Meu pai era um tenor muito, muito bom. Ele conseguia comover as pessoas com seu canto, e para comover as pessoas com a música, primeiro é você quem tem de se emocionar com ela. Vejo meu pai parado na sala de estar da Cedarwood Road, em frente ao aparelho de som com duas das agulhas de tricô da minha mãe nas mãos. Ele é o maestro.
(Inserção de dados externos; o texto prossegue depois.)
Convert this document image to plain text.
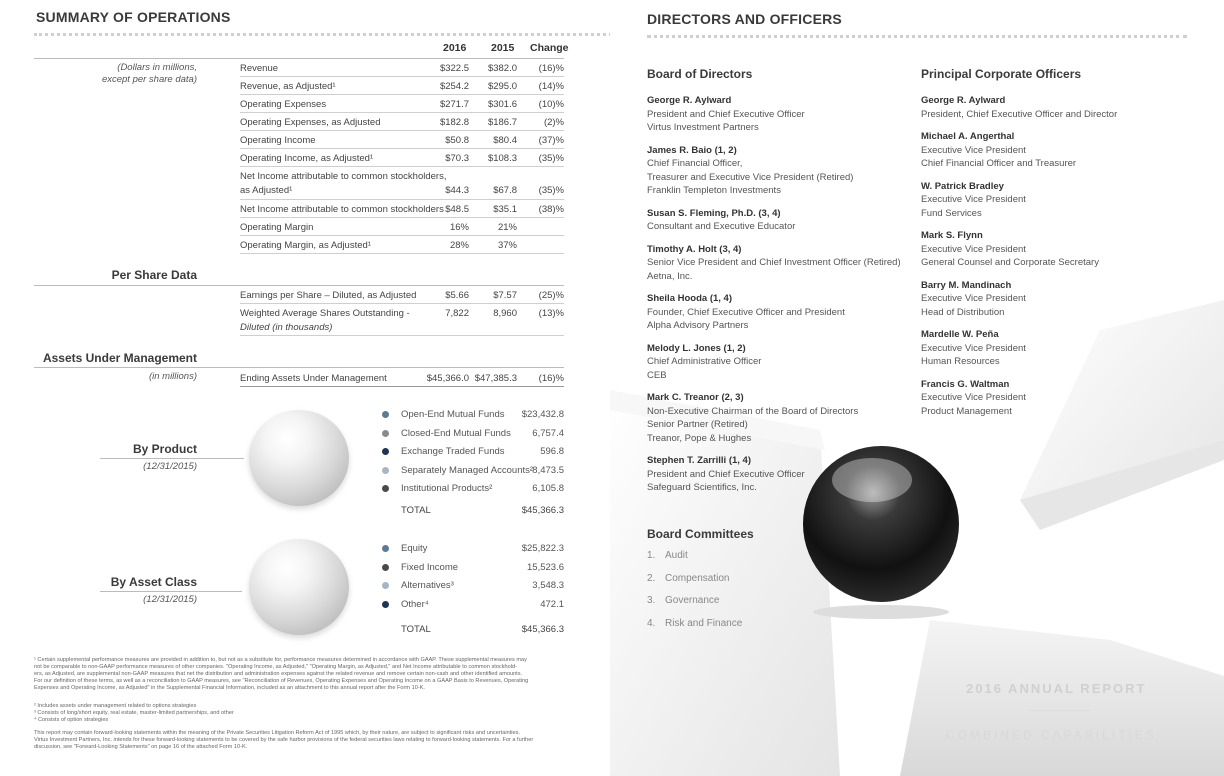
SUMMARY OF OPERATIONS
2016 2015 Change
(Dollars in millions,
except per share data)
Revenue	$322.5 $382.0 (16)%
Revenue, as Adjusted¹	$254.2 $295.0 (14)%
Operating Expenses	$271.7 $301.6 (10)%
Operating Expenses, as Adjusted	$182.8 $186.7	(2)%
Operating Income	$50.8	$80.4 (37)%
Operating Income, as Adjusted¹	$70.3 $108.3 (35)%
Net Income attributable to common stockholders,
as Adjusted¹	$44.3	$67.8 (35)%
Net Income attributable to common stockholders $48.5	$35.1 (38)%
Operating Margin	16%	21%
Operating Margin, as Adjusted¹	28%	37%
Per Share Data
Earnings per Share – Diluted, as Adjusted	$5.66	$7.57 (25)%
Weighted Average Shares Outstanding -
Diluted (in thousands)
7,822	8,960 (13)%
Assets Under Management
(in millions)	Ending Assets Under Management	$45,366.0 $47,385.3 (16)%
By Product
(12/31/2015)
Open-End Mutual Funds $23,432.8
Closed-End Mutual Funds 6,757.4
Exchange Traded Funds	596.8
Separately Managed Accounts² 8,473.5
Institutional Products²	6,105.8
TOTAL	$45,366.3
By Asset Class
(12/31/2015)
Equity	$25,822.3
Fixed Income	15,523.6
Alternatives³	3,548.3
Other⁴	472.1
TOTAL	$45,366.3
¹ Certain supplemental performance measures are provided in addition to, but not as a substitute for, performance measures determined in accordance with GAAP. These supplemental measures may
not be comparable to non-GAAP performance measures of other companies. "Operating Income, as Adjusted," "Operating Margin, as Adjusted," and Net Income attributable to common stockhold-
ers, as Adjusted, are supplemental non-GAAP measures that net the distribution and administration expenses against the related revenue and remove certain non-cash and other identified amounts.
For our definition of these terms, as well as a reconciliation to GAAP measures, see "Reconciliation of Revenues, Operating Expenses and Operating Income on a GAAP Basis to Revenues, Operating
Expenses and Operating Income, as Adjusted" in the Supplemental Financial Information, included as an attachment to this annual report after the Form 10-K.
² Includes assets under management related to options strategies
³ Consists of long/short equity, real estate, master-limited partnerships, and other
⁴ Consists of option strategies
This report may contain forward-looking statements within the meaning of the Private Securities Litigation Reform Act of 1995 which, by their nature, are subject to significant risks and uncertainties.
Virtus Investment Partners, Inc. intends for these forward-looking statements to be covered by the safe harbor provisions of the federal securities laws relating to forward-looking statements. For a further
discussion, see "Forward-Looking Statements" on page 16 of the attached Form 10-K.
DIRECTORS AND OFFICERS
Board of Directors	Principal Corporate Officers
George R. Aylward
President and Chief Executive Officer
Virtus Investment Partners
James R. Baio (1, 2)
Chief Financial Officer,
Treasurer and Executive Vice President (Retired)
Franklin Templeton Investments
Susan S. Fleming, Ph.D. (3, 4)
Consultant and Executive Educator
Timothy A. Holt (3, 4)
Senior Vice President and Chief Investment Officer (Retired)
Aetna, Inc.
Sheila Hooda (1, 4)
Founder, Chief Executive Officer and President
Alpha Advisory Partners
Melody L. Jones (1, 2)
Chief Administrative Officer
CEB
Mark C. Treanor (2, 3)
Non-Executive Chairman of the Board of Directors
Senior Partner (Retired)
Treanor, Pope & Hughes
Stephen T. Zarrilli (1, 4)
President and Chief Executive Officer
Safeguard Scientifics, Inc.
George R. Aylward
President, Chief Executive Officer and Director
Michael A. Angerthal
Executive Vice President
Chief Financial Officer and Treasurer
W. Patrick Bradley
Executive Vice President
Fund Services
Mark S. Flynn
Executive Vice President
General Counsel and Corporate Secretary
Barry M. Mandinach
Executive Vice President
Head of Distribution
Mardelle W. Peña
Executive Vice President
Human Resources
Francis G. Waltman
Executive Vice President
Product Management
Board Committees
1. Audit
2. Compensation
3. Governance
4. Risk and Finance
2016 ANNUAL REPORT
COMBINED CAPABILITIES
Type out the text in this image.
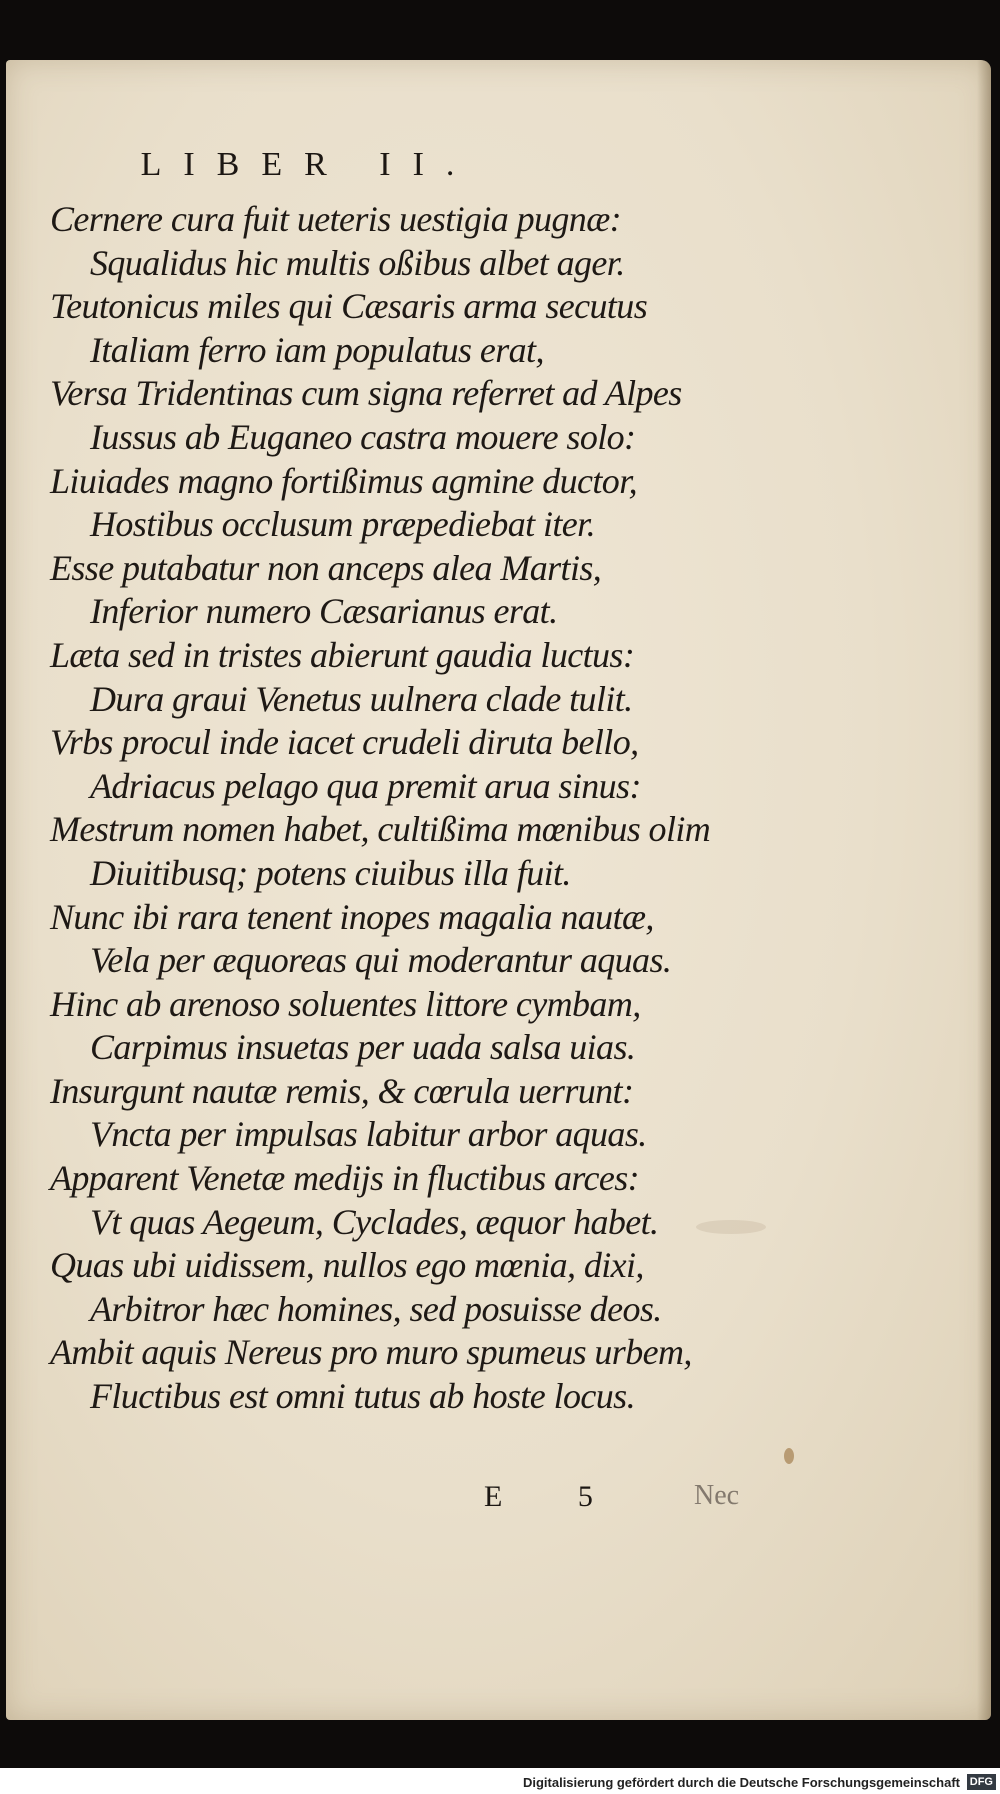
LIBER II.
Cernere cura fuit ueteris uestigia pugnæ:
Squalidus hic multis oßibus albet ager.
Teutonicus miles qui Cæsaris arma secutus
Italiam ferro iam populatus erat,
Versa Tridentinas cum signa referret ad Alpes
Iussus ab Euganeo castra mouere solo:
Liuiades magno fortißimus agmine ductor,
Hostibus occlusum præpediebat iter.
Esse putabatur non anceps alea Martis,
Inferior numero Cæsarianus erat.
Læta sed in tristes abierunt gaudia luctus:
Dura graui Venetus uulnera clade tulit.
Vrbs procul inde iacet crudeli diruta bello,
Adriacus pelago qua premit arua sinus:
Mestrum nomen habet, cultißima mœnibus olim
Diuitibusq; potens ciuibus illa fuit.
Nunc ibi rara tenent inopes magalia nautæ,
Vela per æquoreas qui moderantur aquas.
Hinc ab arenoso soluentes littore cymbam,
Carpimus insuetas per uada salsa uias.
Insurgunt nautæ remis, & cœrula uerrunt:
Vncta per impulsas labitur arbor aquas.
Apparent Venetæ medijs in fluctibus arces:
Vt quas Aegeum, Cyclades, æquor habet.
Quas ubi uidissem, nullos ego mœnia, dixi,
Arbitror hæc homines, sed posuisse deos.
Ambit aquis Nereus pro muro spumeus urbem,
Fluctibus est omni tutus ab hoste locus.
E 5 Nec
Digitalisierung gefördert durch die Deutsche Forschungsgemeinschaft DFG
Regia Beethoven, Mozart e Elisabeth Schwarzkopf cantando as Quatro Últimas Canções de Richard Strauss. Agora, ele está ouvindo La Traviata de olhos fechados, perdido em devaneios.

Meu pai não sabe exatamente a história de La Traviata, mas pode senti-la. Pai e filho em desacordo, amantes que se afastam e se reconciliam. Ele sente a injustiça do coração humano. O dele é partido pela música.

Após a morte da minha mãe, a Cedarwood Road vai se tornando sua própria ópera. Três homens acostumados a gritar com a televisão e que agora gritam uns com os outros. Vivemos em meio à raiva e à melancolia; vivemos em meio ao mistério e ao melodrama. O tema da ópera é a ausência de uma mulher chamada Iris, e a música vai crescendo para manter o silêncio que envolve a casa e os três homens – um dos quais é só um garoto.

Meu irmão, Norman, sempre foi um solucionador de problemas do tipo mais prático, um engenheiro, um reparador, um mecânico de tudo ao redor, capaz de desmontar as coisas e remontá-las novamente. O motor da própria moto, um relógio, um rádio, um aparelho de som. Norman adorava tecnologia e música, e as duas coisas se juntaram no grande gravador de rolo cromado da Sony que ocupava um lugar de destaque em nossa “sala boa”. Norman era suficientemente empreendedor para descobrir que um gravador de rolo significava que ele não precisava continuar comprando música. Se pegasse emprestado um álbum de um amigo por uma hora, a música seria dele para sempre.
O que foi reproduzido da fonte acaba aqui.